Both of them look at me.

“What if someone came and helped with the garden, not to do it for you, but with you? That way you can keep gardening, but there’s somebody here if anything happens.”

Meredith looks at me with interest. “You offering?”

“Well, I could. I was planning to start a garden at the bar anyway. I could use some practice.”

“You know anything about gardening?”

“Well, I did grow some terrible tomatoes when I was seven, and I kept herbs alive in Atlanta for three years.”

Meredith laughs. “Well, that’s more experience than most people have. All right, Eleanor, you’ve got yourself a deal. Saturday mornings, if you’re free.”

Wyatt looks between us, relief washing over his face. “You don’t have to.”

“I want to,” I say, and I realize that I mean it. Not just to help Wyatt, but because I genuinely like Meredith. The idea of spending Saturday mornings in her garden and learning from someone who’s been doing it for so long sounds perfect.
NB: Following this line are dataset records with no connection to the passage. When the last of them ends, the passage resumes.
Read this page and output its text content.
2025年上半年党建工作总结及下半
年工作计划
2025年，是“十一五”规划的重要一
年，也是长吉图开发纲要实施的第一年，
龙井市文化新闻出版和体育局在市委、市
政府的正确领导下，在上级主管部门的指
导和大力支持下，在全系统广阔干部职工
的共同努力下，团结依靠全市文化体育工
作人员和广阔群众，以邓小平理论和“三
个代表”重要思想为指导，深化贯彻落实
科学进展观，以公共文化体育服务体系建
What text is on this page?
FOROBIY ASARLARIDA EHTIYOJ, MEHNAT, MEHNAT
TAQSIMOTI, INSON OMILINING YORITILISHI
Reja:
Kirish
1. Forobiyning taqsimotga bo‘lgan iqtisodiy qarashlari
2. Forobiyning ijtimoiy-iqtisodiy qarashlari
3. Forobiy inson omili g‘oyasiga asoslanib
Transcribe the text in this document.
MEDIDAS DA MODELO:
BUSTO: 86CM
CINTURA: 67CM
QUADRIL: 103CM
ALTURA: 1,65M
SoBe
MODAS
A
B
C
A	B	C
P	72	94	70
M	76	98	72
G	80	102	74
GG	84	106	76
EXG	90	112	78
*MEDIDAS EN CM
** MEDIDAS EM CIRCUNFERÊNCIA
We stay for about another hour. Wyatt elevates Meredith’s ankle, changes the ice pack a couple of times, and makes her promise to stay off it for the rest of the day. I make tea in her kitchen and bring it out on a tray with shortbread cookies I find in a tin by the stove.

“These are good,” I say, biting into one.

“Family recipe,” Meredith says. “My mother taught me, her mother taught her, and I’ll teach you if you’d like.”

“I’d like that very much.”

We sit in her living room drinking tea and eating cookies, and she tells stories about teaching elementary school for forty years, about her late husband Frank, who built the arbor in the back garden with his own hands, about Wyatt as a boy catching frogs in the creek and tracking mud through the house and reading poetry under the oak tree in the backyard.

“He was always a sensitive soul,” she says, looking at him with affection. “Even as a little boy. Frank used to worry it would make life hard for him, but I told him the world needs sensitive souls, needs people who feel things deeply.”

Wyatt’s ears are slightly red. “Grandma.”

“I’m just stating the facts, dear. You’ve always been tenderhearted. It’s not a weakness.”

I watch him squirm under her assessment because she’s right. He is tenderhearted. He feels things deeply, and instead of seeing that as a weakness, she sees it as a strength.